Further, Brody seems to regard Brechtianism as being an impediment to Godard’s film work; certainly, it is one of the main criticisms he levels agains
Les Carabiniers. Brody concludes that not only is the film too overtly intellectual (in the sense that the POV is that of an “intellectual” looking down from a height - Olympian? - on the film’s venal and stupid characters), but that “…[t]oo much ‘distance,’ together with ‘denying the cinephilia,’ the Rossellinian influences, compounded by the Brechtian one, made
Les Carabiniers a film of isolation; there was indeed almost nobody there, barely even Godard”(154). So not only is Brecht dispatched with, but so too
Les Carabiniers, as Brody promptly moves on to
Contempt, where the issue of Godardian aesthetics and Brecht’s influence on it is displaced by Brody’s discussion of the “crisis of cinema history” (179) in Godard’s big-budget
Contempt.
In fact this crisis as such had to do, as Brody has it, with Godard’s disillusionment with the classic Hollywood from, precipitated by the pressure placed on him by Contempt’s producers to make a sexy film with Brigitte Bardot’s tits. The result that, having managed to finish
Contempt - which is ravishingly beautiful and, frankly, doesn’t particularly deserve the short shrift that it gets in Brody’s work - Godard was left with a strong sense of what not to do, that is to say, make classic narrative cinema in the manner of Truffault, for example. The problem that Brody will locate in the next few films is that Godard may have had a negative idea (what not to do), he lacked “a positive, constructive model [of film and filmmaking] to replace the one he had just jettisoned. [As such his]…films for the next few years would be, in general, decomposed rather than recomposed, and the collage-like fragmentation fro which they were celebrated was in fact a despairing avowal of lost bearings” (180). This is the period when for many, including myself, Godard was making his most exciting work, so it is provocative for Brody to suggest that they really indicate artistic confusion. This line of argument is strategically placed, coming as it does when Brody begins his chapter on
Band of Outsiders which is my least favourite of Godard’s pre-Maoist work.

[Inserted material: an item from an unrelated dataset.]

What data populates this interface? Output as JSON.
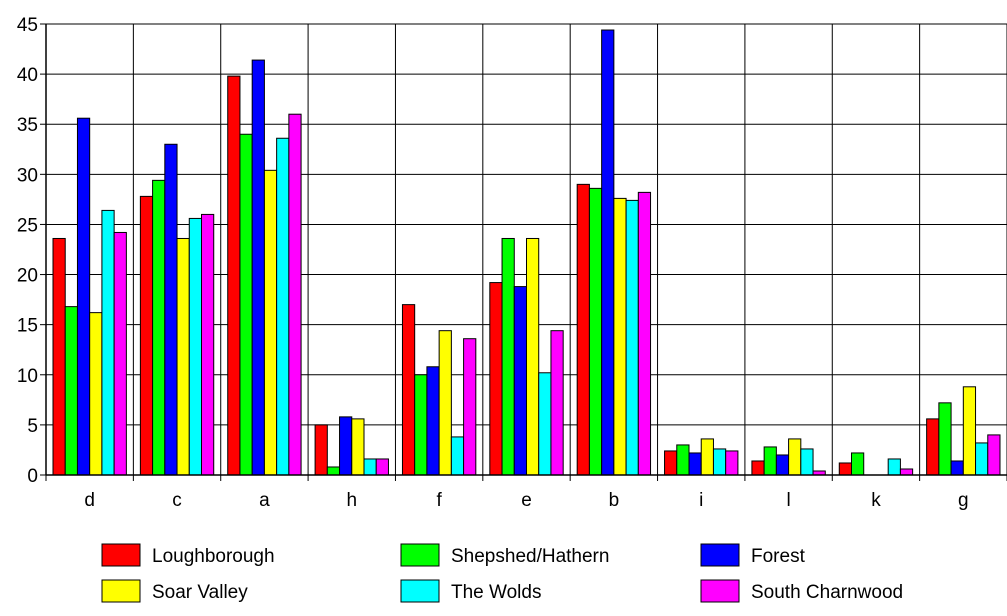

[4] Brody avers that the film was made by Godard as a potboiler, and like most movies made as potboilers, failed to bring in the francs to keep get the pot boiling (Dune would be another example). In effect, the failure of Band of Outsiders, both aesthetically and commercially cemented the lessons learned from Contempt - the classic Hollywood cinema was no longer viable in any sense.